Grantees

Some recent grantees of the Susie Tompkins Buell Foundation:


Center for Young Women’s Development

www.cywd.org

The mission of the Center for Young Women's Development is to promote economic self-sufficiency, community building, and youth led organizing by providing peer run employment and leadership development opportunities to low-income young women and girls who are homeless, unemployed and are involved in the juvenile justice system.

Grant: $20,000


Ms. Foundation

www.ms.foundation.org

The Susie Tompkins Buell Foundation supported the first Ms. Foundation Collaborative Fund for Healthy Girls/Healthy Women. Once again, the program seeks out innovative programs that benefit girls and young women from low-income communities, and engage them as partners and active agents of change in their communities. This program highlights the need for a national partnership among donors, practitioners, girls, young women, and researchers.

The second round of this effort will identify and document the ways that girls become active change agents in their communities and strengthen girl-only and mixed-gender programs that foster social activism in girls.

Grant: $150,000 over three years


OASIS

www.sfoasis.org

The Oasis was founded in 1999 to address the needs of the girls and young women of the South of Market (SoMA) area of San Francisco, who come from mostly low income, minority families. The two founders, Jill Weinberg Pfeiffer and Ly Nguyen, were working in the community for a teen community center when they realized that the needs of young girls were not being met by mainstream organizations. They started organizing activities for girls in the area during their free time and on weekends until they managed to secure enough funding to support themselves.

The mission of the program is to encourage and provide innovative opportunities for girls in SoMA to develop and demonstrate leadership skills and through this process build their self-esteem and ability to make informed decisions for their lives. They conduct meetings and activities for the girls throughout the week. OASIS serves approximately 80 girls in the neighborhood who range from 6 to 17 in age.

Grant: $30,000 over two years


WILD/Young Women's Leadership Program

www.wildforhumanrights.org

WILD for Human Rights is committed to offering young women and girls the support and experience to be leaders and activists. They do this through human rights education, leadership development and training so that young women, especially disadvantaged women, can hold positions where they are able to influence policy at all levels especially in the areas of education, economic justice, violence and health.

The Young Women's Leadership Program is composed of various components such as a Youth Advisory Board; a Young Women's Summer Leadership Institute which is a free, five-day overnight retreat for mostly low-income, immigrant and of color young women from the Bay Area who are interested in gaining leadership and organizational skills; and Human Rights Education, extensive human rights education that is done at the local, state, national and international levels.

Grant: $30,000 over two years


The Woodhull Institute Think Tank for Ethical Leadership

www.woodhull.org

The Woodhull Institute is a not-for-profit, non-partisan, non-sectarian educational organization that provides ethical leadership training and professional development for women.
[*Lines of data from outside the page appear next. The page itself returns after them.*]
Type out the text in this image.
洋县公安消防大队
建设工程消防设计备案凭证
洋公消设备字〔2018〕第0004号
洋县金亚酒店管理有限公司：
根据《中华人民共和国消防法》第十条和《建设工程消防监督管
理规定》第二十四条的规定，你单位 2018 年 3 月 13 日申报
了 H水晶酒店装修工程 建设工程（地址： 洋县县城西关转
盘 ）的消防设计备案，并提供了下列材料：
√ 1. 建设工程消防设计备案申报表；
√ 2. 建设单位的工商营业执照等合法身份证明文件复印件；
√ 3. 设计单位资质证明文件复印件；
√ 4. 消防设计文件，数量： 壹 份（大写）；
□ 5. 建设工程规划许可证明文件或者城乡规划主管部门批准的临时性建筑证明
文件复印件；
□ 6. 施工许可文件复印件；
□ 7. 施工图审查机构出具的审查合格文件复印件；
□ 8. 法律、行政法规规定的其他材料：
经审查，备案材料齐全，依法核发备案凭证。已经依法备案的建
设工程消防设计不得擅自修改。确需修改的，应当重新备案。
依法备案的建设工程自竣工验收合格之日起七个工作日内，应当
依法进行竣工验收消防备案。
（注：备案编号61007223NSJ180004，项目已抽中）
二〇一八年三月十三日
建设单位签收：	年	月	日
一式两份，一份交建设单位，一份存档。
Woodhull's program encourages women to lead with honesty, respect, courage and compassion; to strive for the common ground in decision-making; and to share in community service. The Institute defines ethical leadership as the compassionate use of power with attention to Community Service, Mediation, Negotiation and Conflict Resolution, Financial and Economic Literacy, Effective and Ethical Speaking.

Margot Magowan, one of the founders of the Woodhull Institute, is establishing a "Woodhull Think Tank for Ethical Leadership." She sees the need to create a think tank that will help women gain media access and counter the influence of the right-wing think tanks staffed with conservative, older, white men. This think tank will serve as a clearinghouse for an extensive and diverse membership of women and men experts in a diverse range of fields.

Grant: $28,000


Young Women United for Oakland

ywwp@aol.com

The mission of Young Women United for Oakland (YWUFO), which is an affiliate of the Young Women's Work Project, is to creatively instigate new economic, educational, spiritual and leadership opportunities by and for young women living in poor and working class communities in order to end poverty. They achieve this through conducting research, organizing coalitions, and training young women to be leaders. The Buell Foundation is a part of a local collaborative of funders with a multi-year funding commitment to YWUFO.